Yang saya terima, saya alami bersama Dea sbb :

1. Materi disediakan dari anak usia 2 tahun (kalo nggak salah), diberikan disesuaikan 
dulu dengan kemampuan anak, melalui test penempatan, dan biasanya diberikan di bawah 
kemampuan anak agar si anak merasa mudah mengerjakan yg akhirnya membangun self 
confidence, dan perlahan-lahan ditingkatkan yang sekali lagi disesuaikan dengan 
kemampuan anak.  Setiap hari anak akan diminta mengerjakan work sheet dan orang tua 
diharapkan menerapkan waktu kumon artinya waktunya sama setiap hari, sehingga 
terbentuk disiplin pada si anak.
Waktu mengerjakannya memang diberikan target, tetapi tidak dipaksakan, misalnya 
seharusnya 20 menit, anak baru bisa 29 menit, ok aja, dan diberikan lagi soal tsb, di 
ulang, tapi berselang-seling dengan soal lainnya. Menurut saya si anak bukannya hafal, 
tetapi menjadi lebih cekatan, lebih biasa.  Sebab ke Dea, saya coba teliti, soal-soal 
yang dikerjakannya berulang-ulang bukannya hafal, tapi dia lebih cepat berpikir.  
Peranan orang tua disini sangat penting sekali, dimana orang tua diminta untuk 
memeriksa worksheet anaknya setiap hari dan memberikan paraf.  Bagi saya ini penting 
karena seringkali kita beralasan tidak punya waktu bersama anak, jadi ini juga 
merupakan sarana komunikasi yang cukup baik.

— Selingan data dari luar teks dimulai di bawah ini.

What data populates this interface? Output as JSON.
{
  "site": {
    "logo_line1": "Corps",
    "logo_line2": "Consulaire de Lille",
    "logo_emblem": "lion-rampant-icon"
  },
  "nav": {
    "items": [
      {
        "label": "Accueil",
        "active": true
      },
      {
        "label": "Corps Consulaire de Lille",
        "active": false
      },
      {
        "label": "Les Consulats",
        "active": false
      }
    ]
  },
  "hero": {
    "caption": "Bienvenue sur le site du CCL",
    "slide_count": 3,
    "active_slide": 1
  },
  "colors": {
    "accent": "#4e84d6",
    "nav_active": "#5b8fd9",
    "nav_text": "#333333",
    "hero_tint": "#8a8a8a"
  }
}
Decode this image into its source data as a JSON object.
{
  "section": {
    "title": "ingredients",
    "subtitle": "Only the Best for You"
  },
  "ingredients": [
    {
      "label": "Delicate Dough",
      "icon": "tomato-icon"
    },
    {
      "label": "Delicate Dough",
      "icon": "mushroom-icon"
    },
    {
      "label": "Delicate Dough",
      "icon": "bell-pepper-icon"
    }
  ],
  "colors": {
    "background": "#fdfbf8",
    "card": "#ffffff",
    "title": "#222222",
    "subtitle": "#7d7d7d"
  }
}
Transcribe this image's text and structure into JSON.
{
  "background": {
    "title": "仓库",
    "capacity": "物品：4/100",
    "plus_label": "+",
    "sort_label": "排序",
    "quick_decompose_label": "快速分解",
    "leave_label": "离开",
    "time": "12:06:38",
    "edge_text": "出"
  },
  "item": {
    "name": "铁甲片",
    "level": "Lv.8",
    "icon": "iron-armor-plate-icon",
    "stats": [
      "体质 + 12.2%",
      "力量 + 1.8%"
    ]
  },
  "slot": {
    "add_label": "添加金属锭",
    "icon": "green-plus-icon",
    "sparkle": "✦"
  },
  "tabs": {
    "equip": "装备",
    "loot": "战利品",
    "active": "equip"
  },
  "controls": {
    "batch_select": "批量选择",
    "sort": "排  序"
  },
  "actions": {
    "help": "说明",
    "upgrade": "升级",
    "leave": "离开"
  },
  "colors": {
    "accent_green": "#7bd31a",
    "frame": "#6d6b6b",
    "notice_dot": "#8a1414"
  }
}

2. Waktu kursusnya seminggu 2 kali, jam nya terserah, disediakan dari pk.8.00 - 20.00 
dan pembimbingnya siap setiap saat.  Di tempat kursus itu pembimbing-pembimbingnya 
memeriksa PR-PR dan mengadakan pembetulan yang salah, mengulang soal yang masih belum 
dapat dikerjakan dengan baik, memberi penjelasan materi pelajaran yang baru yang 
sangat individual, satu per satu anak.

3. Keseluruhan materi tidak hanya tambah-kurang-kali-bagi, tapi terus ditingkatkan 
sampai ke jenjang yang tinggi seperti log, differensial, bilangan imajiner, dll yang 
lumayan lah yang biasanya diberikan di univ.

4. Perkembangan Dea di dalam matematikanya, yang saya lihat, logikanya berkembang 
dengan baik sekali, menemui masalah/soal, lebih mudah menterjemahkan soal tsb ke dalam 
kalimat matematika dan sekarang setelah 2 tahun telah mencapai level 2 tingkat diatas 
pelajaran di sekolahnya.

5. Mengenai masalah kebosanan yang seringkali dihadapi anak di dalam mengikuti 
kursus-kursus, disini diajak untuk anak tidak lari dari rasa bosan tsb dan orangtua 
dianjurkan tidak menghentikan les jika anak bosan, tetapi mencoba mencari jalan keluar 
seperti misalnya sedikit dikendorkan, mengadakan pendekatan yang berbeda, sampai 
akhirnya rasa bosan itu dilewati, memang seharusnya menurut saya begitu, karena 
bagaimana pun di dalam hidup kita seringkali kita menemui rasa bosan dan tentu jalan 
keluarnya tidak harus lari, tetapi sebaiknya dihadapi dan pasti akan bisa dilewati.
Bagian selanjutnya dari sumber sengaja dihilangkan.